Convegno 'Città donna. La città ricostruita al femminile'
Grazie all’incontro tra Arcvision Prize e WeWomenForExpo – ha spiegato Carlo Pesenti, Consigliere Delegato Italcementi –, la riflessione sul futuro dell’architettura sostenibile si intreccia ancora di più con la valorizzazione del ruolo della donna nella società e con il suo punto di vista sui necessari cambiamenti dei luoghi e dei tempi delle nostre vite. Da qui parte un’idea di rigenerazione urbana e sociale delle nostre città e dei nostri territori. Non solo le donne sanno dare sentimento e sensibilità all’architettura: la loro immaginazione ci aiuta a pensare e progettare città più vivibili, più attente ai bisogni della persona, in definitiva più umane.
Il convegno, moderato da Walter Mariotti, ha visto la partecipazione di Marta Dassù, Presidente Esecutivo WE Women for Expo. «Credo saranno sempre di più le donne che si occuperanno delle città – ha detto -. Una città sostenibile deve avere tempo e spazio per la vita di chi la abita. Le donne sono parte fondamentale del processo di innovazione».
Progetto RIFO
La Professoressa Emanuela Casti dell’Universitàdi Bergamo ha presentato il progetto RIFO, sviluppato insieme a Italcementi per ripensare le città partendo dalla rigenerazione urbana: riqualificare le città, in particolare le periferie, recuperando edifici obsoleti e aree dismesse. «Un nuovo sguardo e nuovo patto, che si pone come fine una migliore qualità del vivere e dell’abitare».L'esempio di Milano
La ridefinizione del ruolo e dell’identitàdi territori complessi come Milano, sono stati al centro dell’intervento di Ada Lucia De Cesaris, vicesindaco di Milano: «Lo sviluppo di una città prevede diverse tecniche, ma deve sicuramente partire dall’analisi delle esigenze del vivere e dell’abitare. Il valore aggiunto della visione femminile è la capacità di capire che la città non è una cosa astratta e che le scelte di noi amministratori incidono sulla vita delle persone».
Il contributo potenziale delle donne alla progettazione urbana
L’architetto Luisa Fontana, finalista della prima edizione di arcVision Prize Women and Architecture, ha sottolineato il contributo che le donne possono dare allo sviluppo delle città: «Noi dobbiamo trovare il coraggio di rivoluzionare i modelli. Oggi è più che mai necessario avere un approccio e una sensibilità diversi rispetto al mondo. Da progettista sento l’esigenza di partire dai bisogni veri, anche delle fasce deboli, in particolare quando si progettano spazi pubblici».
L’avvocato Claudia Parzani ha ampliato il dibattito alle distorsioni causate da un modello prevalentemente maschile nella progettazione delle città, che si traduce in un paesaggio urbano che marginalizza o non prende in giusta considerazione le esigenze di categorie diverse di cittadini: «A volte mi capita di chiudere gli occhi e chiedermi come vedo la città. Milano è una città “maschile”. Le donne non hanno ancora accesso a molte opportunità. Fortunatamente, le quote di genere hanno dato la possibilità alle donne di essere visibili, portando l’Italia a essere un vero e proprio modello. Per completare il percorso, dovremmo riflettere su cosa vogliamo diventare domani».
“Per le donne e non femminili” è la scelta rivendicata da Daniela Hamaui, direttrice di D, il settimanale femminile de La Repubblica. «Quando la donna arriva al potere, tende a essere “overperforming”. Noi donne dovremmo imparare a gestire il potere, creando una leadership diversa e ridisegnando le citta? partendo da una cultura al femminile».

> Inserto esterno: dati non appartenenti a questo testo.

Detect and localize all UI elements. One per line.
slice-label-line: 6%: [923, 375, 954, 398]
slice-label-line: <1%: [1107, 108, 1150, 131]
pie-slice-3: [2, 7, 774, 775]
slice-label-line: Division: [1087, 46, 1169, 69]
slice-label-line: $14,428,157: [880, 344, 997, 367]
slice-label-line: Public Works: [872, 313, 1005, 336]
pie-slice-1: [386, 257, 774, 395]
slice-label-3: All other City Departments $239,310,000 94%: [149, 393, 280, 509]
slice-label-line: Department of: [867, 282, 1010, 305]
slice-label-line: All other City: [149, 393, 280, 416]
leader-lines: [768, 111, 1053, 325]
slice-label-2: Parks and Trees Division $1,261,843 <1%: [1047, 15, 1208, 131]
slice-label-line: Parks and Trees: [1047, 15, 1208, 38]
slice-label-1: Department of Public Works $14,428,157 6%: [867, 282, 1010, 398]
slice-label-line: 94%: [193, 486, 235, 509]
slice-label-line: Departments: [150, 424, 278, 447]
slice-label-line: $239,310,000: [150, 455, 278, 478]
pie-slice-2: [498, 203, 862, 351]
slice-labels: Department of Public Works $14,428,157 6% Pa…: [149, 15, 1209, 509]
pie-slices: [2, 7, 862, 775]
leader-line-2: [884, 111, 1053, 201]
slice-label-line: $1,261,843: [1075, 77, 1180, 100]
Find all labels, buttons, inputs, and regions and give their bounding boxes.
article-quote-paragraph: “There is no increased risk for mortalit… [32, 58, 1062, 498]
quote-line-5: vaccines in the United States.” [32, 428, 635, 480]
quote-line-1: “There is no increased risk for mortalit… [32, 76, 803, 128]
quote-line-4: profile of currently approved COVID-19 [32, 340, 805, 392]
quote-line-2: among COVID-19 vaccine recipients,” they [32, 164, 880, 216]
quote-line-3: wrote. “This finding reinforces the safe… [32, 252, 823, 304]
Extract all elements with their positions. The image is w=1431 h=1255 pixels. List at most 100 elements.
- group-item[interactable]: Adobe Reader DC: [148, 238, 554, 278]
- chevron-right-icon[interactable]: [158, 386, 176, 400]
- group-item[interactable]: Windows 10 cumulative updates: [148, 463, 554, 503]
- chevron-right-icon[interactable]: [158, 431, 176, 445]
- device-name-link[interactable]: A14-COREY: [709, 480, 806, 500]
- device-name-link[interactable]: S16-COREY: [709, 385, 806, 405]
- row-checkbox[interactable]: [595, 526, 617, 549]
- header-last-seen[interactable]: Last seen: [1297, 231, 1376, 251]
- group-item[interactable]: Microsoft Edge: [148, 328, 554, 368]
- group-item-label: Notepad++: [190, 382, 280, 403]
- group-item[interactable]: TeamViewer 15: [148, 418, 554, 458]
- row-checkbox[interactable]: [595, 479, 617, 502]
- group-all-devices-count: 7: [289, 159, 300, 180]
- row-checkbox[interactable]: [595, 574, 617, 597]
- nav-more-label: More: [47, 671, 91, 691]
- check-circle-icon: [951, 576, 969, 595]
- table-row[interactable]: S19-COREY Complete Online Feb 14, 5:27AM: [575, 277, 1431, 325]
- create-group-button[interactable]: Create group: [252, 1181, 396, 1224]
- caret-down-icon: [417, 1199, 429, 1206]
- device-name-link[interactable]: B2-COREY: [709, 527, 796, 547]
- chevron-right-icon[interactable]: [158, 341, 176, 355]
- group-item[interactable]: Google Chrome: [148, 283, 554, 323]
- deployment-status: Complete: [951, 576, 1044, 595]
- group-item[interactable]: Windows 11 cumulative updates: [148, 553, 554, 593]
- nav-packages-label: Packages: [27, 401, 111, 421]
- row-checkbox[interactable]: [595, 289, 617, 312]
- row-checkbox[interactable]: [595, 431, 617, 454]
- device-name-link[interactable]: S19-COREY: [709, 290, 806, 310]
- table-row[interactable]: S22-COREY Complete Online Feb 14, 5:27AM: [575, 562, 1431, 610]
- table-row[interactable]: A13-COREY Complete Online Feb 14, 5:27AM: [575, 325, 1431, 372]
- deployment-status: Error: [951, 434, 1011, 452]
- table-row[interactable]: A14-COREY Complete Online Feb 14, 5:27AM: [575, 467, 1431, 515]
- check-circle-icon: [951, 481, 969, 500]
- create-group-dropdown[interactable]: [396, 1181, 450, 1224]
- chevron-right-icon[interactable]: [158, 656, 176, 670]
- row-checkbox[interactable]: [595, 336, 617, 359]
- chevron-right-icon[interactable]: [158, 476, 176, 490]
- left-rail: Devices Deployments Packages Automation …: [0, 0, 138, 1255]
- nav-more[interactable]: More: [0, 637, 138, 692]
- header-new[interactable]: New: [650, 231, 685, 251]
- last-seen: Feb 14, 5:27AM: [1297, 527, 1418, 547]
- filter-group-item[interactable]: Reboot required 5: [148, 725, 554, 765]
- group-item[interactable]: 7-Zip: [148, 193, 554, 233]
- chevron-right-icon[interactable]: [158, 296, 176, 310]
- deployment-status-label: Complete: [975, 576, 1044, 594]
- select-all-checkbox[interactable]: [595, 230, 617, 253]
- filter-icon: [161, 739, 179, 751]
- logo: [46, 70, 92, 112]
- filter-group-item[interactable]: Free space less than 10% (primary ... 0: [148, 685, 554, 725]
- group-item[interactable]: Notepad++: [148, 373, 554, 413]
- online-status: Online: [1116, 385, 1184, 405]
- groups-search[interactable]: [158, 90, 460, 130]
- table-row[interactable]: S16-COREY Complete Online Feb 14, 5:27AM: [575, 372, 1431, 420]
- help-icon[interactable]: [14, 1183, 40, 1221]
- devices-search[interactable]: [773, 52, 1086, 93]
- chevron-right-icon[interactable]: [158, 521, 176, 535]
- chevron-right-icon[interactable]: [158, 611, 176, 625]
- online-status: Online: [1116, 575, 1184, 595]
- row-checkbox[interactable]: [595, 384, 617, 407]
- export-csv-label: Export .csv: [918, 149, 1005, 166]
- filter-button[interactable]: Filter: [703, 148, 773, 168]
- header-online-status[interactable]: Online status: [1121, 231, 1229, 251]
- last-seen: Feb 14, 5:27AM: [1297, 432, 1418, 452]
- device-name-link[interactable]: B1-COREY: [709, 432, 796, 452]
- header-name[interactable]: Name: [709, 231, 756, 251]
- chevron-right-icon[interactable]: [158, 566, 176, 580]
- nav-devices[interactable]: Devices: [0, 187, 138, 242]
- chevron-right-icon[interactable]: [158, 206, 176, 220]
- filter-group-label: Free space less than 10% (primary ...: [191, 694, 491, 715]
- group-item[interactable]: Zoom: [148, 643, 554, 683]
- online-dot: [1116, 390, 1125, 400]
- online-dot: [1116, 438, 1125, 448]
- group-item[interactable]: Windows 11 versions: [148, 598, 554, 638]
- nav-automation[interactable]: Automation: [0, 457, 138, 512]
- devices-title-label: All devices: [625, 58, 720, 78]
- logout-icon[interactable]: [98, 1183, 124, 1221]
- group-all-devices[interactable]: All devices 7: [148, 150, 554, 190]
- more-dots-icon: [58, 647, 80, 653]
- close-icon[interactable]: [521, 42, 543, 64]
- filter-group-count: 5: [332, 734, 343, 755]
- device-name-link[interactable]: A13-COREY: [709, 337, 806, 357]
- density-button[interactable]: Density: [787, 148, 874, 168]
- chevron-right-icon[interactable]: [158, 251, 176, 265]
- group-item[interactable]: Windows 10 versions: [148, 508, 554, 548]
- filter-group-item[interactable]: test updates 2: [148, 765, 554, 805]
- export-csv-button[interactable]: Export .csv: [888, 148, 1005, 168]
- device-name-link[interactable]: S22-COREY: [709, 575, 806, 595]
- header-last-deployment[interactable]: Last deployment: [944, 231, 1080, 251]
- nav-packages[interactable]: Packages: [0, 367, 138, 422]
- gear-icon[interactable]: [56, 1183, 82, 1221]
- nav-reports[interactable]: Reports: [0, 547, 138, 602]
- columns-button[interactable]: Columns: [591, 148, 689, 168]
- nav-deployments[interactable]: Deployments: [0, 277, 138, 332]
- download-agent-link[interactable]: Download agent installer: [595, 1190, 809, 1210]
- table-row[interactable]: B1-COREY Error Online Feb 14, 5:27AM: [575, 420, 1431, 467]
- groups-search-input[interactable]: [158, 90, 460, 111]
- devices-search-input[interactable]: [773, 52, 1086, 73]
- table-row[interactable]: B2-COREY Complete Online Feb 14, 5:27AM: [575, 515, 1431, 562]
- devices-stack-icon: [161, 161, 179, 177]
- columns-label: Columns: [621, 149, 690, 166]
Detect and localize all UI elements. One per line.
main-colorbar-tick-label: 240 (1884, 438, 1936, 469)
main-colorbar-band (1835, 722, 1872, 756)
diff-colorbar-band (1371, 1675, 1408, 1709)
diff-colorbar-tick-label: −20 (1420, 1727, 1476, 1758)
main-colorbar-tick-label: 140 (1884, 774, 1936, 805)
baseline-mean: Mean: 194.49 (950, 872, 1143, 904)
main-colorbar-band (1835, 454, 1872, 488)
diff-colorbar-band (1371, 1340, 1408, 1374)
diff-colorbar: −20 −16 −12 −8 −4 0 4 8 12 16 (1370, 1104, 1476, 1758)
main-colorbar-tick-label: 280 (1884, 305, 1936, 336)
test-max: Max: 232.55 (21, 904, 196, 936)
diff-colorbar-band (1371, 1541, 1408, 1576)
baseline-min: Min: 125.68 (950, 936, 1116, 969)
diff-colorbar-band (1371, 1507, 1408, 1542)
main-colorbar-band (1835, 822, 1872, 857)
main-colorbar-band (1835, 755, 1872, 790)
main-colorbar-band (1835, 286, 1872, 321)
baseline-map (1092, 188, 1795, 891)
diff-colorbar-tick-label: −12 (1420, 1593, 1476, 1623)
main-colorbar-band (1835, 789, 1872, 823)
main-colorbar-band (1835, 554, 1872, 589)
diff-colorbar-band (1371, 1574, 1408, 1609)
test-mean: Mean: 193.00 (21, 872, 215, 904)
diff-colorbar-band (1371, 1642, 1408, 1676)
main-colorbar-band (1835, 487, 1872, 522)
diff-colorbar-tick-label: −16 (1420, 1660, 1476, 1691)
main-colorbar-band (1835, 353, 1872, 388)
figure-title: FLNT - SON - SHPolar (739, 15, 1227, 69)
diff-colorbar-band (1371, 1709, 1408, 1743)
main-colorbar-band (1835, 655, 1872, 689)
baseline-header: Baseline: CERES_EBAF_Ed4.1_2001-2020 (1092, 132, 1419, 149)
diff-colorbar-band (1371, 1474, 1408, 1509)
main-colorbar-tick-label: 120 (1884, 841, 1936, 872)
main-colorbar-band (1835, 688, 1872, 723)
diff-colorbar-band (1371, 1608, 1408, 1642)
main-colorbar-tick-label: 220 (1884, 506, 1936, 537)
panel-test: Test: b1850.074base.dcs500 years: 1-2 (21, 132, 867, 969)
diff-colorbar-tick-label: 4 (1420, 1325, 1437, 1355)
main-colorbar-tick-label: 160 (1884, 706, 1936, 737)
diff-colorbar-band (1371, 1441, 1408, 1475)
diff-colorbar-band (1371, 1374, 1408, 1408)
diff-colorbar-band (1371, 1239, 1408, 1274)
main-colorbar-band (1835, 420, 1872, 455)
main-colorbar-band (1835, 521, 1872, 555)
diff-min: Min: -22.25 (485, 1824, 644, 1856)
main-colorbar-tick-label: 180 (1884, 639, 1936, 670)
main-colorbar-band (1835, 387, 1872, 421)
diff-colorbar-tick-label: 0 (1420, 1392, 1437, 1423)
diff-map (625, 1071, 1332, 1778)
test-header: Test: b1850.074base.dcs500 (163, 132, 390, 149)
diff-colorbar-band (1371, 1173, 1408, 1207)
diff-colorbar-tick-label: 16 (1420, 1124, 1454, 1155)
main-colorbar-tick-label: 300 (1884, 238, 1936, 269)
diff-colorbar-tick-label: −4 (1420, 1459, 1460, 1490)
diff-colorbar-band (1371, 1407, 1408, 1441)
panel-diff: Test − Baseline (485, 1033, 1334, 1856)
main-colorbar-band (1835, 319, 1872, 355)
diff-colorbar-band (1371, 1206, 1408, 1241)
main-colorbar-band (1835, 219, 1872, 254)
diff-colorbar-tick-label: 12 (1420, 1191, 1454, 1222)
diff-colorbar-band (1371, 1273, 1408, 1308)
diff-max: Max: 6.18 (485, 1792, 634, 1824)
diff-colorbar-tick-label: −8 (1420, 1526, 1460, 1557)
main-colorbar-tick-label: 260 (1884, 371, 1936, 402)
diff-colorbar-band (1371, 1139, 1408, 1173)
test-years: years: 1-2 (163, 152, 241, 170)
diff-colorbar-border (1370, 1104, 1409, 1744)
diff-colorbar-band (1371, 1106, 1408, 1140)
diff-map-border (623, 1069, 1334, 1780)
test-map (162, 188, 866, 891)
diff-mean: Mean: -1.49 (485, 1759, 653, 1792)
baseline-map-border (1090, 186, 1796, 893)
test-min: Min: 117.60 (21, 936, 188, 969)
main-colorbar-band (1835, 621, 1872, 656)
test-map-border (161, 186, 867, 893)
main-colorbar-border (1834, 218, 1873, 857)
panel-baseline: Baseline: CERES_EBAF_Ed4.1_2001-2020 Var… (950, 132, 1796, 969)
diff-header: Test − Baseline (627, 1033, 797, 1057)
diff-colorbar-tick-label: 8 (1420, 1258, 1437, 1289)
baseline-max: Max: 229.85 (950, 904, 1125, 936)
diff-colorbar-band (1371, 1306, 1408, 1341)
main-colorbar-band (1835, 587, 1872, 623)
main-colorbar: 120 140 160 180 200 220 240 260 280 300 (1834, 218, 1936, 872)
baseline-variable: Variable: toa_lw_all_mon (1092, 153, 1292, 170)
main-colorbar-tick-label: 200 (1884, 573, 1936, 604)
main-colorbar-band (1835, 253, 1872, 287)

Samia Nkrumah, componente della giuria arcVision Prize e Ambassador WE Women for Expo, anche alla luce della sua esperienza come prima leader femminile di un partito politico in Ghana ha raccontato con le sue parole le leve necessarie per un cambiamento. «Bisogna impegnarsi per la felicità delle persone che vivono nelle città, creando ricchezza e benessere. In ogni cambiamento forte le donne sono presenti, ma occorre che accrescano sempre più la loro capacità di decidere».
Anche Maria Luisa Agnese, tra le autrici anche del blog collettivo al femminile “La 27esima ora” ha sottolineato l’importanza di partire anche da piccoli progetti, senza preconcetti. «Le quote rosa, per esempio, all’inizio non piacevano a nessuno, ma ora sono diventate “smart”. L’importante è avere una visione».